The new diagnostic approach has the potential to enhance infectious diseases surveillance, and so is now being adapted to track immunity to COVID-19. Development of the technique was led by the Walter and Eliza Hall Institute (WEHI, Australia), the Pasteur Institute (France) and Ehime University (Japan), and has been described in the journal Nature Medicine.

Exposure to viruses, parasites or bacteria triggers immune responses that lead to antibodies circulating in the blood. These antibodies can remain for years, but over time the amount of different types of antibodies changes.

The new diagnostic technique allows researchers to look in detail at the amounts of different antibodies in the blood, to pinpoint whether — and when — a person has been exposed to a particular infection. That’s according to Professor Ivo Mueller, who led the research and has joint appointments at WEHI and the Pasteur Institute.

“Many tests for immunity give a simple ‘yes or no’ answer to whether someone has antibodies to the infectious agent,” he said. “In contrast, our test — which was initially developed to look at malaria infections — can pinpoint how long ago a person was exposed to an infection.

“This information is extremely valuable for tracking the spread of an infection in a population. Particularly in lower income countries it may not be possible to monitor the actual spread of the infection, but it is very helpful to look retrospectively at whether the infection has been spreading — and to monitor the effectiveness of infection control programs, and respond to disease resurgence.”

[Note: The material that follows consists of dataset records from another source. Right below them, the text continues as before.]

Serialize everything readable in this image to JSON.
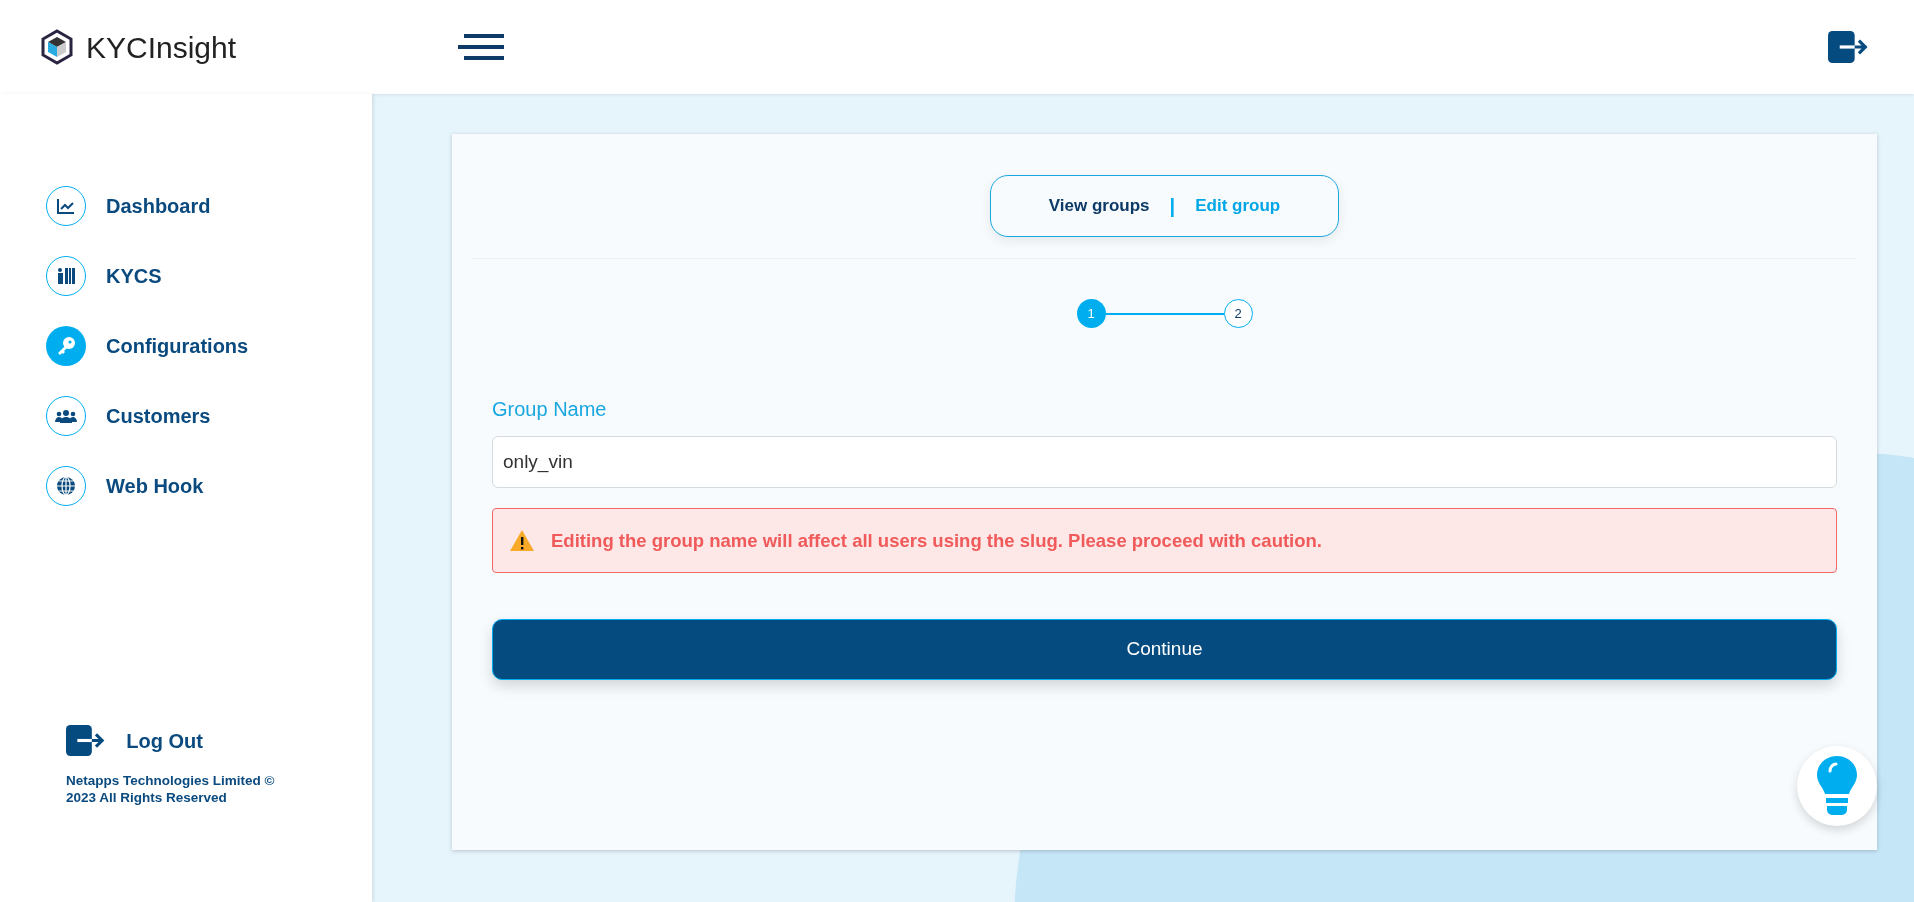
{
  "brand": {
    "name": "KYCInsight"
  },
  "sidebar": {
    "items": [
      {
        "label": "Dashboard",
        "selected": false
      },
      {
        "label": "KYCS",
        "selected": false
      },
      {
        "label": "Configurations",
        "selected": true
      },
      {
        "label": "Customers",
        "selected": false
      },
      {
        "label": "Web Hook",
        "selected": false
      }
    ],
    "logout": "Log Out",
    "footer": "Netapps Technologies Limited © 2023 All Rights Reserved"
  },
  "tabs": [
    {
      "label": "View groups",
      "selected": false
    },
    {
      "label": "Edit group",
      "selected": true
    }
  ],
  "tab_separator": "|",
  "steps": [
    {
      "label": "1",
      "selected": true
    },
    {
      "label": "2",
      "selected": false
    }
  ],
  "form": {
    "label": "Group Name",
    "value": "only_vin",
    "warning": "Editing the group name will affect all users using the slug. Please proceed with caution.",
    "button": "Continue"
  }
}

The technique was initially established to understand the spread of relapsing Plasmodium vivax malaria. The parasite causing this form of malaria — the most widespread malaria parasite in the world — can be carried in a dormant state by people and later reawaken to continue to disease spread, causing significant challenges for malaria control.

Malaria is caused by a parasite which infects red blood cells. In this image you can see red blood cells (purple), one of which contains malaria parasites (coloured specks). Image credit: Dr Michal Pasternak, Walter and Eliza Hall Institute.

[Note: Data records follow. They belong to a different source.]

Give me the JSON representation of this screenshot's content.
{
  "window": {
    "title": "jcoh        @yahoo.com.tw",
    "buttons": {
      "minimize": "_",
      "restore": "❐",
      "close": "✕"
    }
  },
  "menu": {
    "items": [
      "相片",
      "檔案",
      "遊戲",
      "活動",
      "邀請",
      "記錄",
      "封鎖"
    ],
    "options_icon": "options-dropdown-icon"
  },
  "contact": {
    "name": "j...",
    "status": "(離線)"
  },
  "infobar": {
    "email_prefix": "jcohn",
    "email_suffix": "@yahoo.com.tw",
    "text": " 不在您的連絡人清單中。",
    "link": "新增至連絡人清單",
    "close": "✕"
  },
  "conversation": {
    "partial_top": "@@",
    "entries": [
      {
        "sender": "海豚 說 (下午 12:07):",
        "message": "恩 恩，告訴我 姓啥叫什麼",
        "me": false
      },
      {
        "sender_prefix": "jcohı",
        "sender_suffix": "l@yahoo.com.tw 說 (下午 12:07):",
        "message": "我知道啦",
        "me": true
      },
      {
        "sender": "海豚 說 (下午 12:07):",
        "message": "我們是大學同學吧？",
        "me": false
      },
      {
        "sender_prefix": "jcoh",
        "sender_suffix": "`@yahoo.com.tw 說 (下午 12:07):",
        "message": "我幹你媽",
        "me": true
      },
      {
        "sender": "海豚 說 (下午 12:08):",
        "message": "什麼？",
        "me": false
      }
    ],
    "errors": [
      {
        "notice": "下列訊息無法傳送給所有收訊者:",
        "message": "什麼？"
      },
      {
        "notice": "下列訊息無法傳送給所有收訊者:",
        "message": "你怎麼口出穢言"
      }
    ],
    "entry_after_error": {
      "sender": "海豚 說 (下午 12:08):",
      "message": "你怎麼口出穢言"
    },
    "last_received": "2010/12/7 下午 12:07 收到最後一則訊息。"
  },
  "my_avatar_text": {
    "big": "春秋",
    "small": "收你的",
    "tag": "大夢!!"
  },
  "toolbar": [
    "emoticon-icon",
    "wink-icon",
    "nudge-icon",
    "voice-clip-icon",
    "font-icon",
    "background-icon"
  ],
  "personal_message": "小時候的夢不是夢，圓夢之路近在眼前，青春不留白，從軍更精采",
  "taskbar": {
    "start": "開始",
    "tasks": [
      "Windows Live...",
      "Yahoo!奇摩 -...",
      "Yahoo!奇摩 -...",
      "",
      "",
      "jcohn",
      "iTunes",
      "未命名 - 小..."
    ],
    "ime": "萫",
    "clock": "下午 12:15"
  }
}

WEHI researcher and joint lead author Dr Rhea Longley said the malaria blood test had been validated using samples contributed by people living in malaria-endemic regions of Brazil, Thailand and the Solomon Islands, noting, “Our investigations confirmed that the test could detect people who had been infected with P. vivax in the preceding nine months — and who would thus be at risk of recurring malaria infections.

“This information will enable better surveillance and deployment of resources to areas where malaria remains, and targeted treatment of infected individuals. This could be a huge improvement in how vivax malaria is controlled and eventually eliminated.”

Further development of the malaria blood test received a recent boost with funding from an NHMRC Development Grant, which commenced in 2020.

“We will be working with the Australian biotech company Axxin to develop a diagnostic test for malaria that can be deployed in the field, based on the immune markers our laboratory testing identified,” Prof Mueller said. “We plan to continue clinical trials investigating how our test can guide malaria elimination efforts, and having a rapid field test will be an important aspect of this.”

Prof Mueller added that his team is now applying the systems they have established for malaria to detect immunity to the coronavirus that causes COVID-19.

“We have already started to study the blood of people who have had COVID-19 infections to document the types of antibodies they carry. In the next six months we hope to have discovered how these antibodies change over time, meaning we can use this information to explore immunity in wider groups in the community.

“This is not a tool for diagnosing individual people, but rather for monitoring COVID-19 disease spread in populations. In countries in the Asia–Pacific, Africa or Latin America, it is possible that COVID-19 will be spreading undetected in some regions for the coming year — especially as governments try to loosen shutdown restrictions. This test could be invaluable for informing these decisions.